Ben jogged up toward the tall man.
"Hey," he said, keeping his own voice low. "Why aren't you trying to report me?"
"I'm off for the night," the man said cryptically.
He kept striding lazily toward the street, apparently uncaring as to whether Ben was actually following.
Ben followed.
But then he screeched to a halt as the low light from the streetlamps brought his maybe-savior into relief.
That mask.
Chief McCone.
At the top of the alleyway, McCone stopped and looked over his shoulder at Ben. Now that he knew to look for them, Ben saw the light reflecting not on the man's eyes but on McCone's light-lensed aviators.
"Come on. I don't bite," McCone said drily. "I told you, I'm off for the night."
"Why should I believe you?" Ben demanded, a little shaken by how close he was standing to the chief hunter. Last time he had been so close to McCone, he'd ended up with his dick out on Freevee and nearly ended up dead.
"Why shouldn't you?" McCone pointed out. "No eye drones, no gun." He spread his gloved hands to show that they were empty. "Anyway, it'd be stupid for us to chase you only for you to die from hunger or thirst."
Ben hesitated a moment longer, but then he cautiously stepped towards McCone.
"I'll gouge out your eyes if you try to kill me, even if it's the last thing I do," he threatened.
McCone laughed.
"I'll hold you to that," he replied, amused again. "Now come on. I'm parked close by, but if I'm going to feed you, we don't want you on the street longer than necessary."
"Right," Ben muttered, following after McCone. He tugged his cap down lower over his eyes and tried not to look back and forth too obviously as they exited the alley.
The street was empty, not a soul in sight.
Ben exhaled slightly, though he knew better than to relax completely in the company of the chief hunter.

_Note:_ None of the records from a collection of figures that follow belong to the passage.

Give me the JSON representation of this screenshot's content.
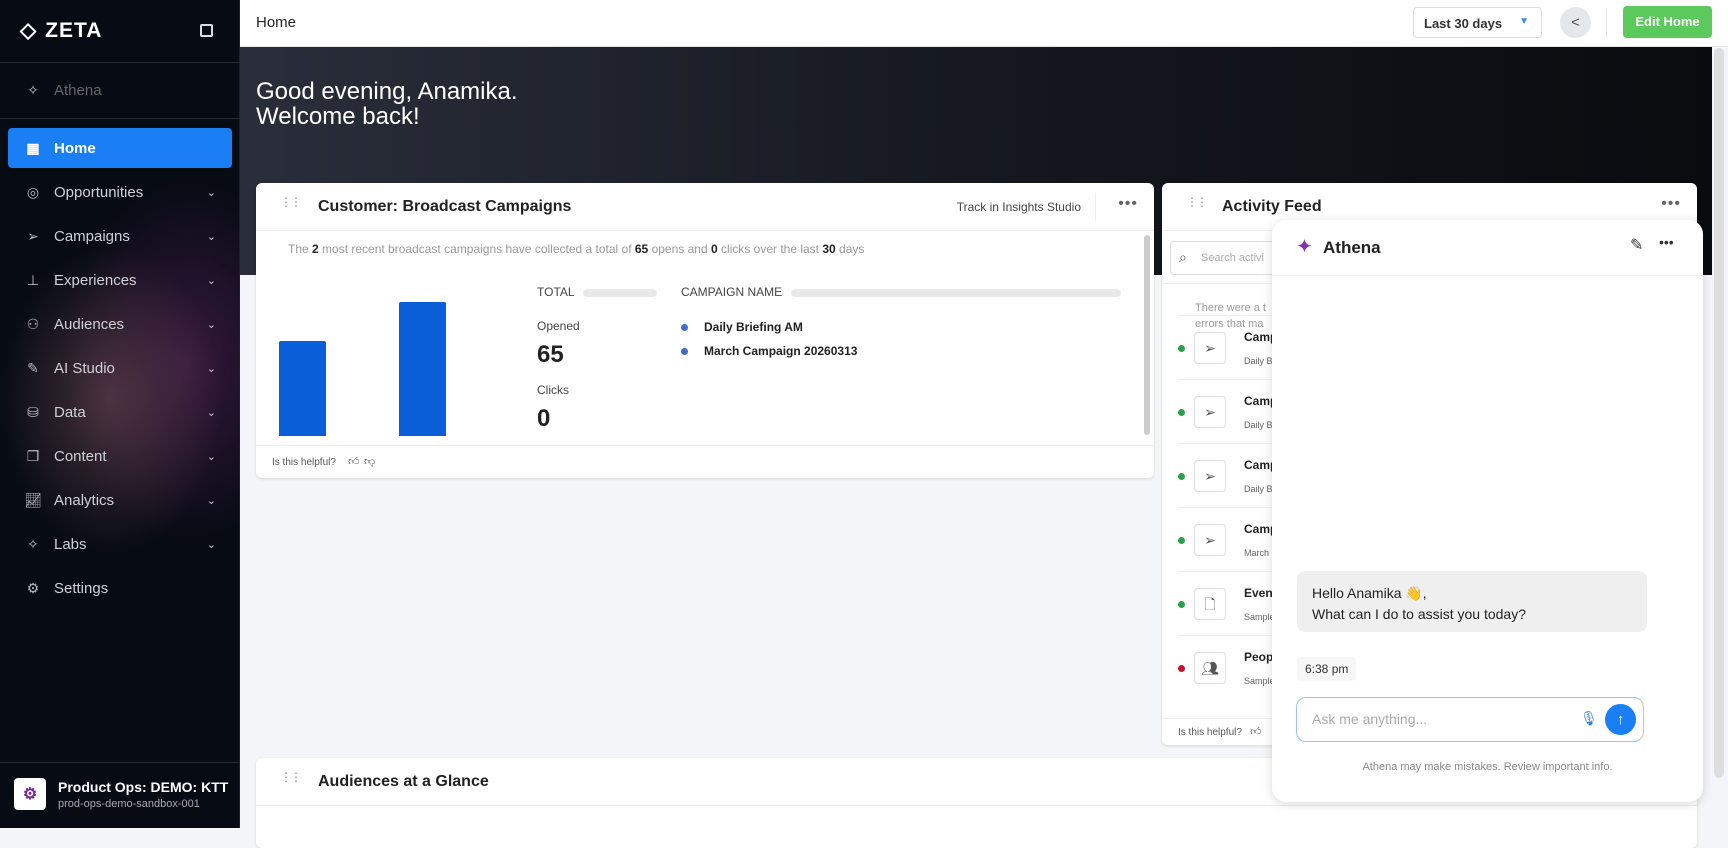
{
  "sidebar": {
    "brand": "ZETA",
    "athena": "Athena",
    "items": [
      {
        "label": "Home",
        "icon": "grid-icon",
        "active": true
      },
      {
        "label": "Opportunities",
        "icon": "target-icon"
      },
      {
        "label": "Campaigns",
        "icon": "send-icon"
      },
      {
        "label": "Experiences",
        "icon": "hierarchy-icon"
      },
      {
        "label": "Audiences",
        "icon": "audiences-icon"
      },
      {
        "label": "AI Studio",
        "icon": "ai-icon"
      },
      {
        "label": "Data",
        "icon": "database-icon"
      },
      {
        "label": "Content",
        "icon": "content-icon"
      },
      {
        "label": "Analytics",
        "icon": "analytics-icon"
      },
      {
        "label": "Labs",
        "icon": "sparkle-icon"
      },
      {
        "label": "Settings",
        "icon": "gear-icon"
      }
    ],
    "org": {
      "name": "Product Ops: DEMO: KTT",
      "id": "prod-ops-demo-sandbox-001"
    }
  },
  "topbar": {
    "title": "Home",
    "range": "Last 30 days",
    "edit": "Edit Home"
  },
  "hero": {
    "line1": "Good evening, Anamika.",
    "line2": "Welcome back!"
  },
  "broadcast": {
    "title": "Customer: Broadcast Campaigns",
    "track": "Track in Insights Studio",
    "summary": {
      "p1": "The ",
      "n1": "2",
      "p2": " most recent broadcast campaigns have collected a total of ",
      "n2": "65",
      "p3": " opens and ",
      "n3": "0",
      "p4": " clicks over the last ",
      "n4": "30",
      "p5": " days"
    },
    "total_label": "TOTAL",
    "campaign_label": "CAMPAIGN NAME",
    "opened_label": "Opened",
    "opened": "65",
    "clicks_label": "Clicks",
    "clicks": "0",
    "campaigns": [
      "Daily Briefing AM",
      "March Campaign 20260313"
    ],
    "helpful": "Is this helpful?"
  },
  "chart_data": {
    "type": "bar",
    "categories": [
      "Daily Briefing AM",
      "March Campaign 20260313"
    ],
    "values": [
      27,
      38
    ],
    "color": "#0a5ed7"
  },
  "activity": {
    "title": "Activity Feed",
    "search_placeholder": "Search activi",
    "notice1": "There were a t",
    "notice2": "errors that ma",
    "helpful": "Is this helpful?",
    "rows": [
      {
        "title": "Campa",
        "sub": "Daily Bri",
        "status": "#2e9e4f",
        "icon": "send-icon"
      },
      {
        "title": "Campa",
        "sub": "Daily Bri",
        "status": "#2e9e4f",
        "icon": "send-icon"
      },
      {
        "title": "Campa",
        "sub": "Daily Bri",
        "status": "#2e9e4f",
        "icon": "send-icon"
      },
      {
        "title": "Campa",
        "sub": "March C",
        "status": "#2e9e4f",
        "icon": "send-icon"
      },
      {
        "title": "Event I",
        "sub": "Sample_",
        "status": "#2e9e4f",
        "icon": "file-icon"
      },
      {
        "title": "People",
        "sub": "Sample_",
        "status": "#c8102e",
        "icon": "people-icon"
      }
    ]
  },
  "athena": {
    "title": "Athena",
    "greeting": "Hello Anamika 👋,",
    "question": "What can I do to assist you today?",
    "time": "6:38 pm",
    "placeholder": "Ask me anything...",
    "disclaimer": "Athena may make mistakes. Review important info."
  },
  "audiences": {
    "title": "Audiences at a Glance"
  }
}
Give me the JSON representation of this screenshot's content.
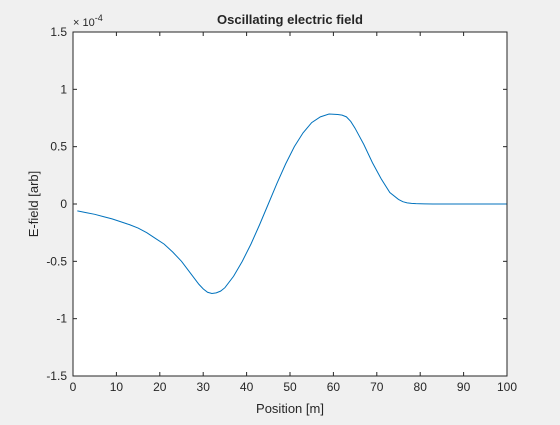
{
  "window": {
    "background": "#f0f0f0"
  },
  "chart_data": {
    "type": "line",
    "title": "Oscillating electric field",
    "xlabel": "Position [m]",
    "ylabel": "E-field [arb]",
    "exponent_label": "× 10",
    "exponent_power": "-4",
    "xlim": [
      0,
      100
    ],
    "ylim": [
      -1.5,
      1.5
    ],
    "y_scale_note": "values shown in units of 1e-4",
    "xticks": [
      0,
      10,
      20,
      30,
      40,
      50,
      60,
      70,
      80,
      90,
      100
    ],
    "xtick_labels": [
      "0",
      "10",
      "20",
      "30",
      "40",
      "50",
      "60",
      "70",
      "80",
      "90",
      "100"
    ],
    "yticks": [
      -1.5,
      -1,
      -0.5,
      0,
      0.5,
      1,
      1.5
    ],
    "ytick_labels": [
      "-1.5",
      "-1",
      "-0.5",
      "0",
      "0.5",
      "1",
      "1.5"
    ],
    "grid": false,
    "line_color": "#0072bd",
    "series": [
      {
        "x": [
          1,
          3,
          5,
          7,
          9,
          11,
          13,
          15,
          17,
          19,
          21,
          23,
          25,
          27,
          29,
          30,
          31,
          32,
          33,
          34,
          35,
          37,
          39,
          41,
          43,
          45,
          47,
          49,
          51,
          53,
          55,
          57,
          59,
          61,
          62,
          63,
          64,
          65,
          67,
          69,
          71,
          73,
          75,
          76,
          77,
          78,
          79,
          80,
          81,
          83,
          85,
          88,
          92,
          96,
          100
        ],
        "y": [
          -0.06,
          -0.075,
          -0.09,
          -0.11,
          -0.13,
          -0.155,
          -0.18,
          -0.21,
          -0.25,
          -0.3,
          -0.35,
          -0.42,
          -0.5,
          -0.6,
          -0.7,
          -0.74,
          -0.77,
          -0.78,
          -0.775,
          -0.76,
          -0.73,
          -0.63,
          -0.5,
          -0.35,
          -0.18,
          0.0,
          0.18,
          0.35,
          0.5,
          0.62,
          0.71,
          0.76,
          0.785,
          0.78,
          0.775,
          0.76,
          0.72,
          0.66,
          0.52,
          0.36,
          0.22,
          0.1,
          0.04,
          0.02,
          0.01,
          0.005,
          0.003,
          0.002,
          0.001,
          0.0,
          0.0,
          0.0,
          0.0,
          0.0,
          0.0
        ]
      }
    ]
  }
}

"My car's a block this way," McCone murmured, turning and walking down the street.
Dim golden lights above him illuminated him into life. McCone was wearing a dark green sweater and — were those leather tactical pants? How did that possibly even make sense?

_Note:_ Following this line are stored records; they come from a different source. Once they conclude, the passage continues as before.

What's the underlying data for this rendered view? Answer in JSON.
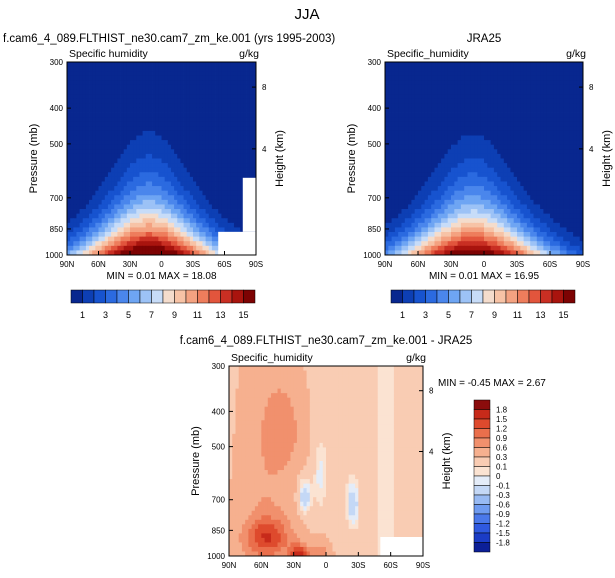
{
  "page": {
    "title": "JJA"
  },
  "colors": {
    "abs_scale": [
      "#08278f",
      "#0d3fb4",
      "#1753cf",
      "#2b6ae0",
      "#4a86ec",
      "#6ea5f3",
      "#9cc2f6",
      "#c7dcf8",
      "#f4dccc",
      "#f7c3a6",
      "#f4a281",
      "#ee7d5c",
      "#e2553c",
      "#c92f23",
      "#a9140e",
      "#7d0303"
    ],
    "diff_scale": [
      "#0c1f97",
      "#1b3cc6",
      "#2f59e0",
      "#4a78ea",
      "#6f9bf0",
      "#98baf3",
      "#c4d8f6",
      "#e4ecf8",
      "#fbe3d2",
      "#f9ccb3",
      "#f6b08f",
      "#f1906d",
      "#ea6f4c",
      "#de4a2d",
      "#c72a1a",
      "#8b0c0c"
    ]
  },
  "chart_data": [
    {
      "type": "heatmap",
      "title": "f.cam6_4_089.FLTHIST_ne30.cam7_zm_ke.001 (yrs 1995-2003)",
      "subtitle": "Specific humidity",
      "units": "g/kg",
      "ylabel": "Pressure (mb)",
      "ylabel_right": "Height (km)",
      "x_ticks": [
        "90N",
        "60N",
        "30N",
        "0",
        "30S",
        "60S",
        "90S"
      ],
      "y_ticks": [
        "300",
        "400",
        "500",
        "700",
        "850",
        "1000"
      ],
      "y_ticks_right": [
        "8",
        "4"
      ],
      "stats": "MIN =  0.01  MAX =  18.08",
      "min": 0.01,
      "max": 18.08,
      "peak_lat": 12
    },
    {
      "type": "heatmap",
      "title": "JRA25",
      "subtitle": "Specific_humidity",
      "units": "g/kg",
      "ylabel": "Pressure (mb)",
      "ylabel_right": "Height (km)",
      "x_ticks": [
        "90N",
        "60N",
        "30N",
        "0",
        "30S",
        "60S",
        "90S"
      ],
      "y_ticks": [
        "300",
        "400",
        "500",
        "700",
        "850",
        "1000"
      ],
      "y_ticks_right": [
        "8",
        "4"
      ],
      "stats": "MIN =  0.01  MAX =  16.95",
      "min": 0.01,
      "max": 16.95,
      "peak_lat": 10
    },
    {
      "type": "heatmap",
      "title": "f.cam6_4_089.FLTHIST_ne30.cam7_zm_ke.001 - JRA25",
      "subtitle": "Specific_humidity",
      "units": "g/kg",
      "ylabel": "Pressure (mb)",
      "ylabel_right": "Height (km)",
      "x_ticks": [
        "90N",
        "60N",
        "30N",
        "0",
        "30S",
        "60S",
        "90S"
      ],
      "y_ticks": [
        "300",
        "400",
        "500",
        "700",
        "850",
        "1000"
      ],
      "y_ticks_right": [
        "8",
        "4"
      ],
      "stats": "MIN = -0.45  MAX =   2.67",
      "min": -0.45,
      "max": 2.67
    }
  ],
  "colorbar_abs": {
    "labels": [
      "1",
      "3",
      "5",
      "7",
      "9",
      "11",
      "13",
      "15"
    ]
  },
  "colorbar_diff": {
    "labels": [
      "1.8",
      "1.5",
      "1.2",
      "0.9",
      "0.6",
      "0.3",
      "0.1",
      "0",
      "-0.1",
      "-0.3",
      "-0.6",
      "-0.9",
      "-1.2",
      "-1.5",
      "-1.8"
    ]
  }
}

He was wearing his beret. It was sort of remarkable that Ben hadn't recognized his silhouette to begin with, honestly, with that distinctive hat, those broad shoulders, and that trim waist. Though Ben supposed that McCone usually wore a leather trench coat that obfuscated his silhouette to some degree, so maybe that was why.
McCone was, rather startlingly, a full half-head taller than Ben: at least four or five inches. He wore the height with ease, too, without even the slightest slouch to his strong shoulders.

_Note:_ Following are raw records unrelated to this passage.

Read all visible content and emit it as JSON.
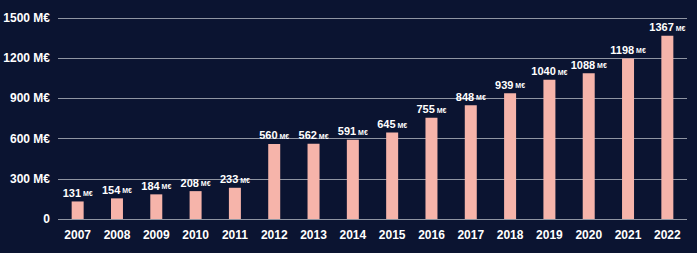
{
  "chart_data": {
    "type": "bar",
    "categories": [
      "2007",
      "2008",
      "2009",
      "2010",
      "2011",
      "2012",
      "2013",
      "2014",
      "2015",
      "2016",
      "2017",
      "2018",
      "2019",
      "2020",
      "2021",
      "2022"
    ],
    "values": [
      131,
      154,
      184,
      208,
      233,
      560,
      562,
      591,
      645,
      755,
      848,
      939,
      1040,
      1088,
      1198,
      1367
    ],
    "value_labels": [
      "131 M€",
      "154 M€",
      "184 M€",
      "208 M€",
      "233 M€",
      "560 M€",
      "562 M€",
      "591 M€",
      "645 M€",
      "755 M€",
      "848 M€",
      "939 M€",
      "1040 M€",
      "1088 M€",
      "1198 M€",
      "1367 M€"
    ],
    "color": "#f6b4aa",
    "ylim": [
      0,
      1500
    ],
    "yticks": [
      0,
      {
        "value": 300,
        "label": "300 M€"
      },
      {
        "value": 600,
        "label": "600 M€"
      },
      {
        "value": 900,
        "label": "900 M€"
      },
      {
        "value": 1200,
        "label": "1200 M€"
      },
      {
        "value": 1500,
        "label": "1500 M€"
      }
    ],
    "grid": true,
    "data_labels": true
  }
}
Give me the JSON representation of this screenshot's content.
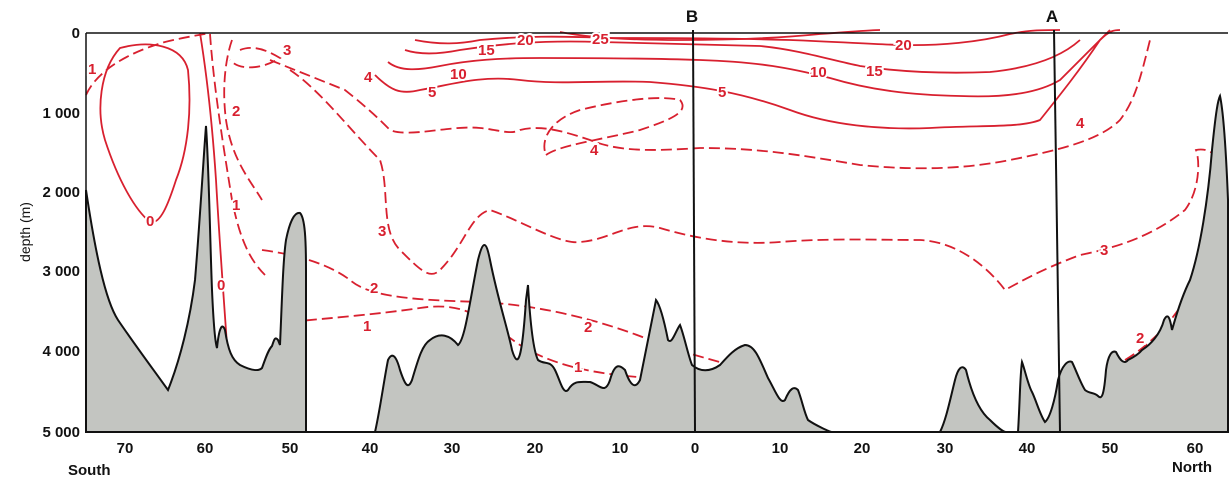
{
  "axes": {
    "y_title": "depth (m)",
    "y_ticks": [
      "0",
      "1 000",
      "2 000",
      "3 000",
      "4 000",
      "5 000"
    ],
    "x_ticks": [
      "70",
      "60",
      "50",
      "40",
      "30",
      "20",
      "10",
      "0",
      "10",
      "20",
      "30",
      "40",
      "50",
      "60"
    ],
    "south_label": "South",
    "north_label": "North"
  },
  "markers": [
    {
      "label": "B",
      "latitude": "0"
    },
    {
      "label": "A",
      "latitude": "43 N"
    }
  ],
  "isotherm_labels": [
    "1",
    "0",
    "2",
    "1",
    "0",
    "3",
    "4",
    "5",
    "10",
    "15",
    "20",
    "25",
    "20",
    "15",
    "10",
    "5",
    "4",
    "3",
    "2",
    "1",
    "4",
    "3",
    "2"
  ],
  "colors": {
    "isotherm": "#d8202f",
    "seabed": "#c3c5c1",
    "outline": "#111111"
  }
}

Ben mentally shook himself. Not that Sheila had ever minded, but he shouldn't be checking out someone other than Sheila anyway, let alone the man in charge of murdering him.
Not that he was checking McCone out. Definitely not. For one thing, he was too hungry to even think about something like that. That was a thing, right?
And he was hungry. Hungry enough that it had started disappearing into pain and a weird sense of not being hungry at all.
They made it to the black sedan perfectly parked at the edge of the sidewalk. (A car that drives for him, Ben thought to himself with no small amount of disgust.) It had windows tinted nearly black.
McCone pulled a set of keys out of his trouser pocket and went around to the driver's side door, unlocking it manually.
Ben tentatively took the handle on the passenger's side and let the door swing open, revealing gray suede interiors rather than the black leather he might've anticipated.
McCone had already swung into the driver's seat, filling the space with his enormous presence.
"I'm not going to kill you in my own car," he said wryly to Ben. "Look at the seats. It'd be a bitch to get blood out of them. Come on."
"Right," Ben said again, feeling very off-balance about the whole thing. But he got into the car, pulling the door closed behind him.
"Seatbelt on," McCone said, and if that wasn't the most surreal thing to hear out of The Running Man's chief hunter's mouth, Ben didn't know what was.